Which is why many organic and natural toothpastes avoid it. Davids says it is “classified as a hazardous material, and we believe this material poses unnecessary risk to your body.”
However, Plotnick notes that most people don’t brush properly, so the act of brushing their teeth alone won’t help prevent cavities. “By adding fluoride to toothpaste, we’re helping them.”
“If you’re really against using a toothpaste with fluoride—it’s something you feel very strongly about—make sure that the cons outweigh the pros,” says Plotnick. “Make sure you’re not somebody that has a high cavity rate because you could be somebody that actually is putting yourself in harms way by not adding it into your regimen. Brushing twice a day with fluoride can reduce your cavities by 25 percent.”
Xylitol “is a really important additive to toothpaste, gum, etc.,” says Plotnick. She explains that the bacteria streptococcus mutans is the only bacteria that causes cavities but xylitol a sweetener that bacteria cannot eat to create the acid which causes cavities. (Ed note: Spry gum with xylitol is a favorite!)

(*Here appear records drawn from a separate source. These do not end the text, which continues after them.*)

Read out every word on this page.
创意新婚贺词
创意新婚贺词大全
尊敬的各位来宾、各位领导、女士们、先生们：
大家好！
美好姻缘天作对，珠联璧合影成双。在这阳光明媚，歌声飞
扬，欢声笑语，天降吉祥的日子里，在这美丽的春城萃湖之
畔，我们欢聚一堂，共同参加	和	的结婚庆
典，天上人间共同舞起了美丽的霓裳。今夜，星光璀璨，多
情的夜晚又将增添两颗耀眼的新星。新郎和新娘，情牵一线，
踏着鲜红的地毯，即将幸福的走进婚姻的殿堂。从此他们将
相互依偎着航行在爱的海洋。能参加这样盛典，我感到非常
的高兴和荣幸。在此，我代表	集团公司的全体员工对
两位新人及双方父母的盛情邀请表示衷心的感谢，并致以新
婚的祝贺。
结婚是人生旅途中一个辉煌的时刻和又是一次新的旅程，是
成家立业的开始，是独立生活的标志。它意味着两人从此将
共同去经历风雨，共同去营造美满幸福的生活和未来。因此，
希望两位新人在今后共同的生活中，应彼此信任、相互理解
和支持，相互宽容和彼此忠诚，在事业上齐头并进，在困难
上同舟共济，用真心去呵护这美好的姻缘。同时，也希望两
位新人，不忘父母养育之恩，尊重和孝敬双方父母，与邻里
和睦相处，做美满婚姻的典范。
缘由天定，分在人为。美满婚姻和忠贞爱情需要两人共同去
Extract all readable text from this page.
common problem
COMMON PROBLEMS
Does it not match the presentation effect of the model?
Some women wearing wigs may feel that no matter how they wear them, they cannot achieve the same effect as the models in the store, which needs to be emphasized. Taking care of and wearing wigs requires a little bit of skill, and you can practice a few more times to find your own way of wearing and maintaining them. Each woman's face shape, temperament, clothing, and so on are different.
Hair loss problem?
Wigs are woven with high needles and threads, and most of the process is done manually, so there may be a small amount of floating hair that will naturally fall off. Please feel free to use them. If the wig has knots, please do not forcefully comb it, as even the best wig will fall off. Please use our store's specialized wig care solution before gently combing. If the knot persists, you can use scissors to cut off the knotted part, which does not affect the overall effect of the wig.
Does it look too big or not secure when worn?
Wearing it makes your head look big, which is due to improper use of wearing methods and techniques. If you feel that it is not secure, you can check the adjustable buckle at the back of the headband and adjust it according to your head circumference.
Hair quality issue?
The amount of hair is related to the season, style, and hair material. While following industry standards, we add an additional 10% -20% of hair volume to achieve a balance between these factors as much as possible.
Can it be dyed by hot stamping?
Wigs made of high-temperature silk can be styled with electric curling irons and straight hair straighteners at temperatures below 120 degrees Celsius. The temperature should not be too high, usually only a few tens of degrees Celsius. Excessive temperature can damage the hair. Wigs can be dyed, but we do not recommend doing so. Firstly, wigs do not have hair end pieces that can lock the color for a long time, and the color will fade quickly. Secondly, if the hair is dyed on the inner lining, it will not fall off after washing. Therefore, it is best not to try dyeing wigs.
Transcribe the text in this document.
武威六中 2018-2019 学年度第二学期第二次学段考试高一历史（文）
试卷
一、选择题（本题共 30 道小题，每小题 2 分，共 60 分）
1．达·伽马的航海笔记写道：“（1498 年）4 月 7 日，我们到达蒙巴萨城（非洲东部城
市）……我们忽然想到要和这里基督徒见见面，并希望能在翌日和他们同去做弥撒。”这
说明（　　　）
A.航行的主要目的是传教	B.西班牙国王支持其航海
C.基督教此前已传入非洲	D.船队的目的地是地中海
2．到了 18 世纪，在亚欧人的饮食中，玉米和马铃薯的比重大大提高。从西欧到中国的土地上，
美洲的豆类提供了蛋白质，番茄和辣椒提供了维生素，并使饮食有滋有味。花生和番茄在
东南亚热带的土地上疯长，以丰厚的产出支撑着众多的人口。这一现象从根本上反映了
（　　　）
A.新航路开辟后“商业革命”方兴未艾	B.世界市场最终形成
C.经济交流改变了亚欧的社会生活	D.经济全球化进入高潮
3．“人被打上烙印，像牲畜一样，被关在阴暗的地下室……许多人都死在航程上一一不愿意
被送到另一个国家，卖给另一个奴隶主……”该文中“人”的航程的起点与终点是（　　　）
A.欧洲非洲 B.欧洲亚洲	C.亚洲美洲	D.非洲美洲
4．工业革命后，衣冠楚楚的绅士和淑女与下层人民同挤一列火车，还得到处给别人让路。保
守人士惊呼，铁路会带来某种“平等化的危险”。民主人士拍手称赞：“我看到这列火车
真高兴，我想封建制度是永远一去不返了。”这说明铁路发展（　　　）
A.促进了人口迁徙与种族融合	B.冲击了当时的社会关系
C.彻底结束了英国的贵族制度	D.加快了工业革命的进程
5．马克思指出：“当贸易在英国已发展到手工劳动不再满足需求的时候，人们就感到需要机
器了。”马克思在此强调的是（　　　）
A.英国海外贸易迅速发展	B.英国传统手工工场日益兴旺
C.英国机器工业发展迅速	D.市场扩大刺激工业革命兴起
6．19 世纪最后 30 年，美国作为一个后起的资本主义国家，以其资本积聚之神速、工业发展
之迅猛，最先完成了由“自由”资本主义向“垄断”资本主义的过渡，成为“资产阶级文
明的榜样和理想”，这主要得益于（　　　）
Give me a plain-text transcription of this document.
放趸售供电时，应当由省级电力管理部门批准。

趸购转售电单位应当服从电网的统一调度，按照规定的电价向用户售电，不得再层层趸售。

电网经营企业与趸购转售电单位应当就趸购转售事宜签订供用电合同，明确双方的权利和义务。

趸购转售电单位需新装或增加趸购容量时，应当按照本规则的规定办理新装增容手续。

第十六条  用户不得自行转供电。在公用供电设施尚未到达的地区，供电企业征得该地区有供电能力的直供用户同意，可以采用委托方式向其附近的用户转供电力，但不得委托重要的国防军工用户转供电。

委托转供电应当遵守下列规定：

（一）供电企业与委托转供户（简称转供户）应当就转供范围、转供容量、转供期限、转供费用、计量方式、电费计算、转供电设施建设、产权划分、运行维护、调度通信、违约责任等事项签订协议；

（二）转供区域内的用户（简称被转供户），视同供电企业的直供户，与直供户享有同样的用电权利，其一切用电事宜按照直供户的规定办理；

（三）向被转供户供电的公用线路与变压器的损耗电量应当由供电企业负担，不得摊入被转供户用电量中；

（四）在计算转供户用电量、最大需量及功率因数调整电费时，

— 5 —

One of cheapest and most organic ways to brush your teeth with though? “Baking soda,” says Plotnick. “It doesn’t have any additives and has one of the lowest levels of abrasivity. You just won’t get the xylitol or fluoride or essential oils.”
There’s no one-size fits all
Plotnick stresses the importance of individuality when it comes to dental care. “I can’t recommend one product for everybody,” she says. “You just want to weigh your options and benefits. Say to yourself, ‘Xylitol is important, and I’m a high cavity person, so let me use fluoride, too because that’s going to help me.’”
Brushing twice a day for two to three minutes each time is the most important thing you can do for your teeth, but that’s not the norm for everyone. “When it comes down to a public health concern, probably half of the population brushes twice a day,” says Plotnick, which is why she is so excited about the emergence of “sexy toothbrushes.”
“Yes! Let’s get people interested in their teeth,” she says. “If we can get people a little more interested in their dental health, then we are now improving dental hygiene, and we’re reducing cavities. Anyone who brushes with whatever toothbrush they want, but they brush for two minutes and properly? They are all going to do really well.”